Proving completeness of highest-order statistic using Leibnitz' Rule

Question

Suppose that $X_1,...,X_n$ are iid with common pdf given by $$f(x;\theta)=2e^{2x}\theta^{-2}I( x<log(\theta)).$$ I am tasked with finding a complete-sufficient statistic for $\theta$, and I have already shown via Neyman-factorization that $X_{(n)}$ is sufficient.

To demonstrate completeness, let $h(x_{(n)})$ be a real-valued function of $x_{(n)}$ such that $E[h(x_{(n)})]=0$. We can now express this as the following integral: $$0=\int_{-\infty}^{log(\theta)}h(x_{(n)})2n\theta^{-2n}e^{2nx_{(n)}}dx_{(n)},$$

where the expression being multiplied by $h$ is the pdf of the n-th order statistic. Now, this is where I am a little confused. First, note that because we are integrating w.r.t. the n-th order statistic, we can divide both sides by all expressions in the integral which do not contain the n-th order statistic. We now have the following: $$0=\int_{-\infty}^{log(\theta)}h(x_{(n)})e^{2nx_{(n)}}dx_{(n)}.$$

I am now inclined to use Leibnitz' rule, but in the last expression of Leibnitz' rule, where I take the partial w.r.t. $\theta$ of everything in the integral, it will be free of $h(x_{(n)})$ which is a problem, as I need to show that $h(x_{(n)})=0$.

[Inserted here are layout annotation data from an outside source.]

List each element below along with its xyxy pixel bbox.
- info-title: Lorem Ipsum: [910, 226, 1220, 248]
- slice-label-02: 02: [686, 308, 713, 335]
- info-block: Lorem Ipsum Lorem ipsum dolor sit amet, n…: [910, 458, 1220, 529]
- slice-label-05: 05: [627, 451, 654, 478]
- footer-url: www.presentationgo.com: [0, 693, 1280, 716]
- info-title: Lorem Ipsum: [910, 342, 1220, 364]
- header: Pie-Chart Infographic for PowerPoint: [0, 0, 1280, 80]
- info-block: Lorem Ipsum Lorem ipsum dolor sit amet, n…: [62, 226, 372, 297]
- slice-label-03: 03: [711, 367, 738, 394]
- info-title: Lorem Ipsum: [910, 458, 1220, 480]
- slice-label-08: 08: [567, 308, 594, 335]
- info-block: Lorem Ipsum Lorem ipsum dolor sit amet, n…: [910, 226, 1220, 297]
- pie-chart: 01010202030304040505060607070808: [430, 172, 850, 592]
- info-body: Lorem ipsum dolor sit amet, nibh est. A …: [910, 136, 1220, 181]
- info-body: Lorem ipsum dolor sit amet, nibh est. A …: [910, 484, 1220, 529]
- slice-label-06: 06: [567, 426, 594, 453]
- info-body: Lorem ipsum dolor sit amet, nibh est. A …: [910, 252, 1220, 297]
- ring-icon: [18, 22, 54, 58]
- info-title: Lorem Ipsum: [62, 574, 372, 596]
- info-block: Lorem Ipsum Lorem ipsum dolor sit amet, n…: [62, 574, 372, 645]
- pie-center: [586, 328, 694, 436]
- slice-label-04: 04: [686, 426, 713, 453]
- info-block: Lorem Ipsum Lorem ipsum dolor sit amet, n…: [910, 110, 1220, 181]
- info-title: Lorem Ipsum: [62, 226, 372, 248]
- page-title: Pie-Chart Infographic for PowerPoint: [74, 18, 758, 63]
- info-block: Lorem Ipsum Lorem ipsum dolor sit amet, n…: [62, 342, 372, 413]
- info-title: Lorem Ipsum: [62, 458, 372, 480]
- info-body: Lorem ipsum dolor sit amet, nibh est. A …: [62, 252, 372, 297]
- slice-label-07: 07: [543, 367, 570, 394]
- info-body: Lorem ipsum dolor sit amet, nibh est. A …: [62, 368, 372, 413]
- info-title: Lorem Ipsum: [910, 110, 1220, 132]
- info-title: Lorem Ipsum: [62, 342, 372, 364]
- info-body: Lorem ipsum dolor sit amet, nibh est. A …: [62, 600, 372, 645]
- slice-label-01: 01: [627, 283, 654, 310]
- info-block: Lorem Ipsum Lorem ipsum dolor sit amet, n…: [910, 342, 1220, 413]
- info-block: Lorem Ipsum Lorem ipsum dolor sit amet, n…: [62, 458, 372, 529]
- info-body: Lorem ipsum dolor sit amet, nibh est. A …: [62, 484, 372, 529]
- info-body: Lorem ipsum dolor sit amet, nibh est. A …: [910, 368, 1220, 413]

My question is, should I not have eliminated the seemingly ancillary expressions inside the integral? Or am I making some other type of mistake?

Answer 1

The derivative of $$\int_{-\infty}^{\log(\theta)}h(x)e^{2nx}\text{d}x$$ which is the composition of the two functions $$\theta \mapsto \log(\theta)\qquad\text{ and }\qquad \xi \mapsto \int_{-\infty}^{\xi}h(x)e^{2nx}\text{d}x$$ wrt $\theta$ is $$\frac{\text{d}}{\text{d}\theta}\int_{-\infty}^{\log(\theta)}h(x)e^{2nx}\text{d}x=\frac{1}{\theta}\,h(\log(\theta))e^{2n\log(\theta)}=\theta^{2n-1}h(\log(\theta))$$ which is uniformly null iff $h\equiv 0$. There is no reason for resorting to Leibniz's rule in that case.